Il medico «greco» e il notaio genovese si scambiarono una perplessa ma in fondo divertita occhiata d‘intesa.«Che cosa volete sapere, messer Dante? Il vostro umile servo Abdullah, che vi ascolta, ha l‘impressione che anche voi siate un po‘ mago, al pari del buon re Alfonso».E allora parlarono a lungo: fino all‘alba. Dante spiegò che aveva raccolto molte leggende nei poemi cavallereschi che parlavano di Troia la Grande e dell‘antica guerra dei greci contro i troiani, e sapeva sia la storia del cavallo cavo di legno nel cui ventre si celavano i guerrieri greci, sia le molte leggende sui favolosi viaggi di Ulisse; e Abdullah gli rispose parlandogli di un navigatore, marinaio ed esploratore di oceani lontani, l‘arabo Sindbad, ch‘era l‘Ulisse dei musulmani.

«Ma voi, mio caro Abdullah, siete stato solo il pilota di messer Tedisio Doria?»; «Beh, caro amico, le vicende di Tedisio sono raccontate dl suo grande zio, Jacopo Doria, che ne sapeva molto anche perché gliene avevo parlato io. Ma soprattutto messer Jacopo fu il generoso finanziatore di un‘altra impresa oceanica, una quindicina di anni fa: quella dei fratelli Ugolino e Vadino Vivaldi, che nel maggio del 1291 partirono proprio da qua desiderosi di viaggiare nel grande oceano che fascia tutta la terra»; «Ma che si dice disabitato…»; «Difatti, ma i fratelli Vivaldi erano affascinati dalle storie delle montagne prodigiose dell‘oceano: le vette di ghiaccio che galleggiano nel mare Oscuro, a nord; l‘isola di San Brandano; le balene-isola che s‘incontrano al largo; la magica montagna di Kahf, che dicono sia il perno del mondo; quella irlandese, il Pozzo di San Patrizio; le isole Fortunate, o dei Beati; e poi la Montagna di Fuoco…ma di quella non voglio parlare. È troppo terribile».
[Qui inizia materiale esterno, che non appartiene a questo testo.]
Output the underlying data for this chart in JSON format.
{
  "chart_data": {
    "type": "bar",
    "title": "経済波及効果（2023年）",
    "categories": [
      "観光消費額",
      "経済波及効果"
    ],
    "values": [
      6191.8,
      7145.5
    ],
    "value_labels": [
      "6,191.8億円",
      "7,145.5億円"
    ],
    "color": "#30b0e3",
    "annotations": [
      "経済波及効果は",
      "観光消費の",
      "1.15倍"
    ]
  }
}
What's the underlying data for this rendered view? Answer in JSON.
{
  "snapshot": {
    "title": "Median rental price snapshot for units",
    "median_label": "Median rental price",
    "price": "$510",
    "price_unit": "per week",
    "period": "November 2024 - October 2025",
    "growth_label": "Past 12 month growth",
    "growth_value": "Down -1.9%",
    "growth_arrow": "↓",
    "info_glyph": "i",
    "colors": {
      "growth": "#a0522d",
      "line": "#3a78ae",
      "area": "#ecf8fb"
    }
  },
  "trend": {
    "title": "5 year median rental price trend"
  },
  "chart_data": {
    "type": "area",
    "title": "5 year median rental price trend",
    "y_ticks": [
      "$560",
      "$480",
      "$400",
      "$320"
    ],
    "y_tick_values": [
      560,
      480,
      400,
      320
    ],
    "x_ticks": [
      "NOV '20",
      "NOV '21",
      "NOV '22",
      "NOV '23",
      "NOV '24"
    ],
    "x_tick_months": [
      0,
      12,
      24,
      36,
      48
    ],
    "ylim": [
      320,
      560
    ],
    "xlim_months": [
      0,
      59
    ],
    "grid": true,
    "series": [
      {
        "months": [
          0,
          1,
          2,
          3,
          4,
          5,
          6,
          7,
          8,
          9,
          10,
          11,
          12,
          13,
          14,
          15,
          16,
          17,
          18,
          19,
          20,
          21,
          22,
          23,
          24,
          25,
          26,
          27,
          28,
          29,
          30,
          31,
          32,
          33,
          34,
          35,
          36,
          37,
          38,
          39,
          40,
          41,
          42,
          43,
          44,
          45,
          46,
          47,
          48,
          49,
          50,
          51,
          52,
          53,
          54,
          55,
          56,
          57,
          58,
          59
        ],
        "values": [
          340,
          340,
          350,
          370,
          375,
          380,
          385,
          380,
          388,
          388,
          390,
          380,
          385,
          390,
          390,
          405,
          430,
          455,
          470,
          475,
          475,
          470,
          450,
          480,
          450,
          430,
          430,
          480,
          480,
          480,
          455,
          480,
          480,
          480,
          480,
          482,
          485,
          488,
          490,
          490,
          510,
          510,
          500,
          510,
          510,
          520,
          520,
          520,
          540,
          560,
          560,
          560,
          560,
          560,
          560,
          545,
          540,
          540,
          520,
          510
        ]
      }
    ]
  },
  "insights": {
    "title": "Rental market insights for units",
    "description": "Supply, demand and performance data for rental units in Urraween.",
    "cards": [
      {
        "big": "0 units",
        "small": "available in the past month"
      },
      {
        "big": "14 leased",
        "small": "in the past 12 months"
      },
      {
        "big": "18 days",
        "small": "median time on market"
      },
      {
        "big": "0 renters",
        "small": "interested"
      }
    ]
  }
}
Un silenzio gelido piombò nella stanza. Albeggiava. «Vi prego», implorò Dante: aveva un presentimento. «Beh, messere, se conoscete le leggende delle navigazioni di Ulisse, che somigliano a quelle di Sindbad, sapete anche dell‘ultima: Ulisse, ormai vecchissimo con i suoi compagni, sfidano definitivamente l‘Oceano, e lo fanno per la pura, alta sublime volontà di conoscere…»; «Quando è però eccessiva, noi cristiani la diciamo peccato»; «Anche noi musulmani… Il fatto terribile è che i fratelli Vivaldi, in quel loro viaggio di una quindicina di anni fa che fu un folle volo, intendevano proprio andar in cerca della Montagna di Fuoco»; «Ed esiste? L‘hanno trovata?»; «L‘hanno trovata: ed hanno fatto naufragio. Da quel disastro rimase superstite, ostinatamente aggrappato a un relitto, solo un uomo, già anziano; che dopo aver navigato per mesi in balìa delle correnti tornò qui nel nostro porto; era esausto, dimagrito, allucinato, quasi impazzito».

Dante si era impadronito con mossa quasi violenta del piccolo fascio di penne d‘oca, del vasetto d‘inchiostro e della scarsella piena di fogli di carta che pendevano dalla cintura del notaio. Brandì una penna e scandì, quasi imperioso: «Siete voi quel superstite, Abdullah. Narrate».E il vecchio marinaio divenuto medico narrò: il lungo viaggio lungo la rotta sudovest della nave dei fratelli, l‘avvistamento notturno di una montagna di vertiginosa altezza al centro di un arcipelago misterioso e sconosciuto che alcuni pescatori locali, saliti a bordo, chiamavano Canarie, e quella paurosa montagna, di nome Tenerife, alla quale Dio proibisce che i viventi si avvicinino; e i tuoni e le sfere di fuoco e le fontane di lava bollente che ne uscirono e che provocarono un tremendo maremoto; e la nave che affondò miseramente.

«Ma perché Dio non consente che ci si avvicini a quel vulcano?»; «I pescatori del posto ci dissero che sulle sue spiagge in effetti ogni giorno arrivano migliaia di esseri umani; ma sono soltanto anime, su barche pilotate da angeli. Dicono sia la Montagna del Purgatorio. Io, in quanto musulmano, nel Purgatorio non credo. Ciò è tuttavia quanto essi riferivano».

Dante scriveva febbrilmente. Si sarebbe ricordato, nel poema che andava componendo, di quel racconto; e di Ulisse, che prima dei fratelli Vivaldi aveva assistito a quello spettacolo mirabile e tremendo.